Die Gratwanderung zwischen Persiflage und Geschmacklosigkeit ist schmal, zugegeben, aber wer sogar ohne Namensverfremdung einen verbitterten Rundumschlag wagt, hat den Vergleich mit den Virtuosen von tiefgründiger Satire verdient. Mindestens. Die Story beginnt moralinsauer bis kitschig mit einem Erweckungserlebnis, das der Künstlerlaufbahn von Damien Hirst die Weichen stellt: In der Tate-Gallery in London fällt ihm auf, dass sich die Ausstellungsbesucher mehr für die eingesperrte Hornisse im Fenster interessieren als für die Kunstwerke. Daraus schließt er: »Die Menschen wollen berühren und sie wollen berührt werden. Sie brauchen etwas Echtes, keinen Stahl, kein Gummi, kein Kunststoff, keine Distanz – nein, sie möchten etwas unmittelbares, etwas Reales, sie wollen einen echten Körper. Im Grunde genommen wollen sie das Leben selbst!« Merkwürdig, wenn die Wirkung auf das Publikum vorrangig ist. Als ginge es um Einschaltquoten und DSDS, um Effekthascherei. Das eigentliche Feindbild des Autoren enstammt mehr der Musikindustrie als dem Kunstbetrieb: Die Kunsthochschule befindet ihn für »flexibel, formbar, anpassungsfähig, superehrgeizig, also hochtalentiert für den Kunstbetrieb«. Scheinbar führt hier Dieter Bohlen das Wort. Der Autor brüskiert sich darüber, dass ein Künstler heutzutage nicht mehr talentiert, sondern nur noch originell sein muss, dass bei einem Kunstwerk nur noch dessen materieller Wert Gewicht hat, und dass der Kunstmarkt von einigen wenigen, einflussreichen und fragwürdigen Autoritäten manipuliert wird.

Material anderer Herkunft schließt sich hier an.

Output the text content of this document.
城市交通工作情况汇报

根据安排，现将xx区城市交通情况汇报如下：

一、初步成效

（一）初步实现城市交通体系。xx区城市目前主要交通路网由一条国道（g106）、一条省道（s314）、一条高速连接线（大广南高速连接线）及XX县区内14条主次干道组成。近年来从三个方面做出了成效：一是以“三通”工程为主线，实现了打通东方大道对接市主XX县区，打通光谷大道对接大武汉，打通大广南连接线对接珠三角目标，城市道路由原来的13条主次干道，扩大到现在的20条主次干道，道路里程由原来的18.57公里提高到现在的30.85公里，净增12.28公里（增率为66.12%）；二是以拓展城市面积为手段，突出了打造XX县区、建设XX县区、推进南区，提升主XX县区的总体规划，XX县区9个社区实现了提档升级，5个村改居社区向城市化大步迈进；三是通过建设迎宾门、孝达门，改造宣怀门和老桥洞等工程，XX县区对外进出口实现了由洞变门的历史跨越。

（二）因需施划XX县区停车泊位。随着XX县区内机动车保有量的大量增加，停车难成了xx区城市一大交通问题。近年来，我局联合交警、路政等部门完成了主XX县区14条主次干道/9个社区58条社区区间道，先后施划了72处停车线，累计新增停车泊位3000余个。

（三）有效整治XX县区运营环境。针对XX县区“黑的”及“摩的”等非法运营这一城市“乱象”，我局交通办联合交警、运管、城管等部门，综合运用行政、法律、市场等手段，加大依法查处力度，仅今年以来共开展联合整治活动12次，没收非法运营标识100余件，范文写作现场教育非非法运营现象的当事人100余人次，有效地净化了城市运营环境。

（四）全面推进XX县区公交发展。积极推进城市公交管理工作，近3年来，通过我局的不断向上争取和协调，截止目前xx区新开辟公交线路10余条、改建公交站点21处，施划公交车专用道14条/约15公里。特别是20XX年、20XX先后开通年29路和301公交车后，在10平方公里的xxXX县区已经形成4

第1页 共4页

Kapitelüberschriften wie »Der neo-individualliberale Siegeszug« oder »Kippenbergers ALDI-Manifest« sind witztötend. Spürbare Wut und Feindbildpflege auch. Vielleicht ist auch Neid das Schlüsselwort, wenn Satire in den stickigen Bierdunst von Stammtischdumpfheit kippt. Wer nie dahin abdriftet, ist zum Beispiel Helge Schneider, der musikalische Meister des gehobenen Blödsinns. In seinen virtuos sinnfreien Storys führt er literarische Klischees zusammen und vermischt effektsicher die verschiedenen Stilebenen. Man findet sich verwirrt, aber doch amüsiert, sogar damit ab, dass der Plot fehlt.

Die Story »Kosmas« dreht sich letztlich um die Problematik: Wie bewertet der Mensch von morgen die Taten von heute? Der verfaulende Hai, dessen penetranter Gestank das Haltbarkeitsdatum von heutiger Kunst symbolisieren soll, ist für die Beantwortung nicht nur der Schlüssel, sondern auch wundersame Heilquelle, wie sich im Jahr 2567 herausstellt. Das Fazit des Autors, Künstlers, Punk-Musikers und Missverständniswissenschaftlers Wolfgang Müller: »Nirgendwo konnte so schnell derart einfach viel Geld in kürzester Zeit verdient werden wie im Kunstbetrieb«.